Ironically, very often beauty derives from pain. I think of art of different kinds; music, painting, dances and poetry. Why is that? Why do I get the urge to write and to draw and to sing (although not dance, cause I can't dance) when I feel blue? And it makes me wonder how tormented God must have been when he created the world. He must have felt endlessly lonely in order to come up with the idea of this planet and life upon it. 
 
When I was younger and I fell into the void of unhap events, I'd comfort myself by seeking the little lights. You know, even if my family quarrelled a lot, I'd think to myself at least I had good friends, good health, good grades.

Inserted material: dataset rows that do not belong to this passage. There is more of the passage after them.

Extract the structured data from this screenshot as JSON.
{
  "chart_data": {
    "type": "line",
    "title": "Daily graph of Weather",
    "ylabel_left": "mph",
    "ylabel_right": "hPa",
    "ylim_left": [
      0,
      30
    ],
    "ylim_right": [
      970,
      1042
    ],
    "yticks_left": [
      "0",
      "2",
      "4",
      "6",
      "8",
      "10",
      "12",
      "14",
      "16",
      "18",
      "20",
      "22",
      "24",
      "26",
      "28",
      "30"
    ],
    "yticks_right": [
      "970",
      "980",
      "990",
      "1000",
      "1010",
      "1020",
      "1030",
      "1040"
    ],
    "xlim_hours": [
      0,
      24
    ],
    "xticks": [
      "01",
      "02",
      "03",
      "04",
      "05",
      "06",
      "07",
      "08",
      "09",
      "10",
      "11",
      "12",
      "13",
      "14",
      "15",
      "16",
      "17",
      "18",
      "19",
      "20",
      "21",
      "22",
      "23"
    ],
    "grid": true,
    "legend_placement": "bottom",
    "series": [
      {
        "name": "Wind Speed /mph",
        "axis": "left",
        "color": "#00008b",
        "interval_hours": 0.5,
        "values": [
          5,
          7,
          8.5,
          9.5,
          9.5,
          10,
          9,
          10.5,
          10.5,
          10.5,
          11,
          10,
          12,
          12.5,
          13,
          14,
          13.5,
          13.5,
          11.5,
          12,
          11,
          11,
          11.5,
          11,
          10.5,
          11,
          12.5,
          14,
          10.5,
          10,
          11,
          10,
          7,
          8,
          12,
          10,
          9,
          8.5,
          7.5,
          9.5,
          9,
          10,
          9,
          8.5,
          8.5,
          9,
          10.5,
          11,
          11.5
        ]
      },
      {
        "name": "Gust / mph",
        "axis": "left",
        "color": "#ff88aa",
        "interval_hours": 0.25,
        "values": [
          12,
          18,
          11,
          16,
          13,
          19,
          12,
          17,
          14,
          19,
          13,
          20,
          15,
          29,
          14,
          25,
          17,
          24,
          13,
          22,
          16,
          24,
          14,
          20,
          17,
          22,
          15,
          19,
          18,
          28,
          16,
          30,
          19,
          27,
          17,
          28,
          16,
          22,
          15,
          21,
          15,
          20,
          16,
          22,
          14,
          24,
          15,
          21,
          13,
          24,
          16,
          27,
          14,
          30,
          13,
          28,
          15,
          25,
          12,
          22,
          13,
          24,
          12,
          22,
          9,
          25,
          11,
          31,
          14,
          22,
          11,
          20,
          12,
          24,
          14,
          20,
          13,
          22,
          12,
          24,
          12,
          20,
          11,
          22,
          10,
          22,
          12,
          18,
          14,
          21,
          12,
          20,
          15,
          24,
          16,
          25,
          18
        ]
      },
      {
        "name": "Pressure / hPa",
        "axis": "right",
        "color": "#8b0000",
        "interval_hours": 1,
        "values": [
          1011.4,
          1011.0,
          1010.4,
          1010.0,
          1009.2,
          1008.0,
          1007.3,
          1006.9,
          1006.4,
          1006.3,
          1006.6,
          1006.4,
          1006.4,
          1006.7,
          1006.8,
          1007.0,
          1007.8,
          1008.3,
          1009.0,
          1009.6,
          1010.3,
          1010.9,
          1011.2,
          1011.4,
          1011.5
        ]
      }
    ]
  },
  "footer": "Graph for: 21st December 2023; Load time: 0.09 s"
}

There would always be something there to be grateful for. Always. Because as God shut the door he will leave a window opened. I was a firm believer of that.
 
Well, now. I feel like I have ran out of lights. I know that is probably not the case, how could it? But I do feel as if I have reached the bottom of the well. And as I gaze so desparately towards the far above opening for any signs of hope I find only perpetual darkness.
 
I look back, at pretty joyous memories and I rely on their feeble forms to survive the night. I'd like to dream, but the ability to dream has been thieved from me. And so I can only reminisce and grasp the ghost strands of the past. But nothing in the past can help me. It is passé. Finito. Over. What can only help me is change, and I have always been terrified of the element of change. So unpredictable and incontrollable. I don't like it one bit.
 
Funny thing is, you can shiver and doubt however much you'd like and however long you'd like, but sooner or later the circumstances will push you over. Change is part of life, whether we like it or not.
 
 
I convince myself that this unremitting darkness is nothing to be afraid of. It can only get so dark. And in this darkness I can now only seek light. I can only find light.